O'Sullivan can now appeal the ruling at the divisional court. He can also file a civil lawsuit against the Belleville police, Reid said. "I think he's stepping back and considering all his options," Reid said. "Another option is just to let it go." He went on to say that, "there's not a clear and compelling case here. It's a question of credibility."

Police arrested O'Sullivan on Nov. 28, 2009 following a scuffle with a neighbour. Though criminal charges of mischief and assault were withdrawn May 13, O'Sullivan agreed to a six-month peace bond preventing him from contacting the man.

Police and O'Sullivan have both said publicly he was shocked by a Taser or similar stun-gun device during his arrest. But the Olympic silver medallist claims he was also beaten by police and, contrary to police reports, did not resist arrest.

Reid filed an official complaint May 27 with OIPRD which then forwarded it to city police for review. Following the internal review, VandeGraaf ruled O'Sullivan's complaint was "unsubstantiated."

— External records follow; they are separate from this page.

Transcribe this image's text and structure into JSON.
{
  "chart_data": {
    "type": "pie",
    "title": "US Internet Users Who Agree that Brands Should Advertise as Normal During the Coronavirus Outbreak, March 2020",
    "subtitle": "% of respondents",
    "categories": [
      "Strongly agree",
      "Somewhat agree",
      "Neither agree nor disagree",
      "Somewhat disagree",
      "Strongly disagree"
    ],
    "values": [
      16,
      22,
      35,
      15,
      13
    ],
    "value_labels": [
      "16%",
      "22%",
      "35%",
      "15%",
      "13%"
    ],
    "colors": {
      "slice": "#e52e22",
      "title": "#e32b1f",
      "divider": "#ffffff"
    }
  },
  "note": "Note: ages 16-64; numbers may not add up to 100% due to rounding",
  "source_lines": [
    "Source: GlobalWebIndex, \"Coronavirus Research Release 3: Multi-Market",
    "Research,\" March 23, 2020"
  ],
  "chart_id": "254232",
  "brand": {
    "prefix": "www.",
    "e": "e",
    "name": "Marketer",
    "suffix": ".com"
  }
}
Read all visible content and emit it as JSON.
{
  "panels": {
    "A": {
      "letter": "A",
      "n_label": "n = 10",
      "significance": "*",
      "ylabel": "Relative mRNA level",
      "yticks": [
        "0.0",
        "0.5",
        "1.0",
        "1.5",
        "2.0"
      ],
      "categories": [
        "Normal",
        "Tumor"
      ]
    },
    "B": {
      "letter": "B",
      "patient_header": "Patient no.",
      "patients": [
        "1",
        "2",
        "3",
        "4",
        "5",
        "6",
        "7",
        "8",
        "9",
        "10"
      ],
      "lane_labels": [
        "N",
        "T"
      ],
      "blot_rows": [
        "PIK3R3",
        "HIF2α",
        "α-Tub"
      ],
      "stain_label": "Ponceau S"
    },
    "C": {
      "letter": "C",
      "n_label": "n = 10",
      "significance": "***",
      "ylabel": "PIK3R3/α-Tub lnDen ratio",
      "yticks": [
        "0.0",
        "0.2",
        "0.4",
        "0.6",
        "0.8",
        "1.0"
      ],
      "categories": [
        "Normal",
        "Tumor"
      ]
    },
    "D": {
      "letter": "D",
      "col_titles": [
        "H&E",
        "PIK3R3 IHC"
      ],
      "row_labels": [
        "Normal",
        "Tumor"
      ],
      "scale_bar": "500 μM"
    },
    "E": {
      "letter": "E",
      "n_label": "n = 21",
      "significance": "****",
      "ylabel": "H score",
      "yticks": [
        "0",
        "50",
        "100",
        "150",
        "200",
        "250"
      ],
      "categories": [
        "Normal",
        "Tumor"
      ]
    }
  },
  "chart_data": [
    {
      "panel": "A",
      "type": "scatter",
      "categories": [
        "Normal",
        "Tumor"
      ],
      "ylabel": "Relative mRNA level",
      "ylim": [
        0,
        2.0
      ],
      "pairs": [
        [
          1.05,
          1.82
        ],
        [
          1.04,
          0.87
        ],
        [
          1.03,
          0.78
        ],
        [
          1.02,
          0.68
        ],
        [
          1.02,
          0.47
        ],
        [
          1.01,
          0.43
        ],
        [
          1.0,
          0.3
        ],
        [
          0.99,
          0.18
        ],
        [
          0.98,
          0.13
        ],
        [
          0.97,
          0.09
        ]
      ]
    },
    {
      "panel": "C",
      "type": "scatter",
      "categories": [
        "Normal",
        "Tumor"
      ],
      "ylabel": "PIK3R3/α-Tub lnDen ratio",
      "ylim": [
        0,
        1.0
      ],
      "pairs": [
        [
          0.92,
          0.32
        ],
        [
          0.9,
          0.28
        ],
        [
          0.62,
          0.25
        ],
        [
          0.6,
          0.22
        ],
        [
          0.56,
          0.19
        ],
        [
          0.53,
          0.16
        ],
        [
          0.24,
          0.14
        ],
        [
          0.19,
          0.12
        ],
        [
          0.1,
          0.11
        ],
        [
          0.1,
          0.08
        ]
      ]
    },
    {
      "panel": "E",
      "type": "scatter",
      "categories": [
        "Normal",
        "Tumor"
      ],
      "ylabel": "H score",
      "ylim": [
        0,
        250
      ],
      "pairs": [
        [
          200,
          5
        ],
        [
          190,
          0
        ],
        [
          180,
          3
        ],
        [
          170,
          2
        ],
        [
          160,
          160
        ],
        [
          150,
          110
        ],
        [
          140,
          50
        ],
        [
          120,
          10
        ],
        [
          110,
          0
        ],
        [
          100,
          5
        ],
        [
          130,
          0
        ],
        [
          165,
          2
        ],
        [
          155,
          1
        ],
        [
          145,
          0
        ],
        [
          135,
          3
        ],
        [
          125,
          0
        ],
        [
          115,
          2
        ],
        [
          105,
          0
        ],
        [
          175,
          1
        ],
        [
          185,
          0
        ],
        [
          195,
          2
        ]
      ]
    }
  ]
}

Reid said there were "inconsistencies" in the statement provided by the officers on scene regarding O'Sullivan's conduct. "If you match those inconsistencies, I think there is a strong argument that what Shawn was saying actually happened," he said, noting that there was also some evidence of unreasonable force. "Their (police) evidence was conflicting on certain parts. There was certainly room to make that point."

Reid said it is difficult for a review panel to decide what side of the evidence to go with when analysing the investigation done and conclusions drawn by the police. "There were clearly some mistakes; the question is how significant were they in the decision," he said. "The OIPRD felt they didn't render the decision unreasonable."